In this retrospective observational study performed in a high-volume hepatobiliary–pancreatic unit, we evaluated the effect of a surgery-specific goal-directed therapy (GDT) physiologic algorithm on complications and length of hospital stay. We compared patients who underwent pancreaticoduodenectomy with either a standardised Enhanced Recovery After Surgery program (usual care group), or a standardised Enhanced Recovery After Surgery program in combination with a surgery-specific cardiac output–guided algorithm (GDT group). We included 145 consecutive patients: 47 in the GDT group and 98 in the usual care group. Multivariable associations between GDT and lengths of stay and complications were investigated using negative binomial regression. Postoperative complications were common and occurred at similar frequencies amongst the GDT and usual care groups: 64% versus 68% respectively, P=0.71; odds ratio 0.82; (95% confidence interval 0.39–1.70). There were fewer cardiorespiratory complications in the GDT group. Median (interquartile range) length of hospital stay was ten days (8.0–14.0) in the GDT group compared to 13 days (8.8–21.3) in the usual care group, P=0.01. Median (interquartile range) total intraoperative fluid was 3,000 ml (2,050–4,175) in the GDT group compared to 4,500 ml (3,275–5,325) in the usual care group, P <0.0001; but by day one, the median (interquartile range) fluid balance was similar (1,198 ml [700–1,729] in the GDT group versus 977 ml [419–2,044] in the usual care group, P=0.96).
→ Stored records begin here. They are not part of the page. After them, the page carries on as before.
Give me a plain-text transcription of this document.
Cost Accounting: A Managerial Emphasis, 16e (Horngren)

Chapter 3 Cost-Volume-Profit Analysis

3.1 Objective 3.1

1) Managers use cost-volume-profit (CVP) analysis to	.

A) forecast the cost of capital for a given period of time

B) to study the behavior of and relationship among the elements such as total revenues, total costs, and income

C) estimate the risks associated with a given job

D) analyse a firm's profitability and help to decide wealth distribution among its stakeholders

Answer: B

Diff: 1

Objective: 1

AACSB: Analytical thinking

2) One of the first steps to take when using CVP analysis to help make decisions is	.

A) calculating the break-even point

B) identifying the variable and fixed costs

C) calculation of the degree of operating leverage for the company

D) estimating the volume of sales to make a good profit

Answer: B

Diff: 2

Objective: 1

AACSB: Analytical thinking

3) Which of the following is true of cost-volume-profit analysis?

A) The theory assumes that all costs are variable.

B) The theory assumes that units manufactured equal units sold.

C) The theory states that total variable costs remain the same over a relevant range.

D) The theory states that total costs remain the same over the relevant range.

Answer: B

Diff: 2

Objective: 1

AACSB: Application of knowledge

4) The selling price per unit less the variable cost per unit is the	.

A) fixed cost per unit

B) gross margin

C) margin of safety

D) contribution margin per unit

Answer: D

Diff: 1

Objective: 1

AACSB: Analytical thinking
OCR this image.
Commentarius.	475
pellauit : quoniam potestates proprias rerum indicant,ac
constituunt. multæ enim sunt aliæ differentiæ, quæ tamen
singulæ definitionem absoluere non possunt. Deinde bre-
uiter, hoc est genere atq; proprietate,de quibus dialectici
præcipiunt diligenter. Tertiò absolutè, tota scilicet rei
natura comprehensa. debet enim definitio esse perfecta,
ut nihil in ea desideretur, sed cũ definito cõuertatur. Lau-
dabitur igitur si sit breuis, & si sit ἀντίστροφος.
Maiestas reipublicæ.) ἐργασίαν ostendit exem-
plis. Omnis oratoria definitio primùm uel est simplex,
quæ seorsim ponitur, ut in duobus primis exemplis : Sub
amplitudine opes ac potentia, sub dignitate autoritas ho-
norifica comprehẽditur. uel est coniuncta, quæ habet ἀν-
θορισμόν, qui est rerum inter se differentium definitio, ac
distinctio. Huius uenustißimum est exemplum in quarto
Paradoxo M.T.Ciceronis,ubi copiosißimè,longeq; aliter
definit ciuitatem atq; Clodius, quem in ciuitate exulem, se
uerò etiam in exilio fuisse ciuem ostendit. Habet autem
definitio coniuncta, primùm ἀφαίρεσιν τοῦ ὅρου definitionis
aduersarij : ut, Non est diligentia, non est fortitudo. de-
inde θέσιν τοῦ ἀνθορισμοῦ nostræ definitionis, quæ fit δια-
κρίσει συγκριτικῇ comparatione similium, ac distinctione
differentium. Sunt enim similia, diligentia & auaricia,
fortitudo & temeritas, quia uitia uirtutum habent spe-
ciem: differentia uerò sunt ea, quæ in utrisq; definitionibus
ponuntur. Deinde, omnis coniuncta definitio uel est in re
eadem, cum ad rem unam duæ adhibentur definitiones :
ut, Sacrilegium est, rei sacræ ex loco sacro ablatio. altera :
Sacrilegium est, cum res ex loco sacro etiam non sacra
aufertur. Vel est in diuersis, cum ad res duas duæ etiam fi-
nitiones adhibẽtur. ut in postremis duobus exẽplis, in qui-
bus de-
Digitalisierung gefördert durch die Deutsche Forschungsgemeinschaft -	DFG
Use of vasoactive medications was higher in the GDT group. In our patients undergoing pancreaticoduodenectomy, GDT was associated with restrictive intraoperative fluid intervention, fewer cardiorespiratory complications and a shorter hospital length of stay compared to usual care. However, we could not exclude an influence of surgical caseload, which we have previously found to be an important variable. We also could not relate the increased hospital length of stay to cardiorespiratory complications in individual patients. Therefore, these observational retrospective findings would require confirmation in a prospective randomised study.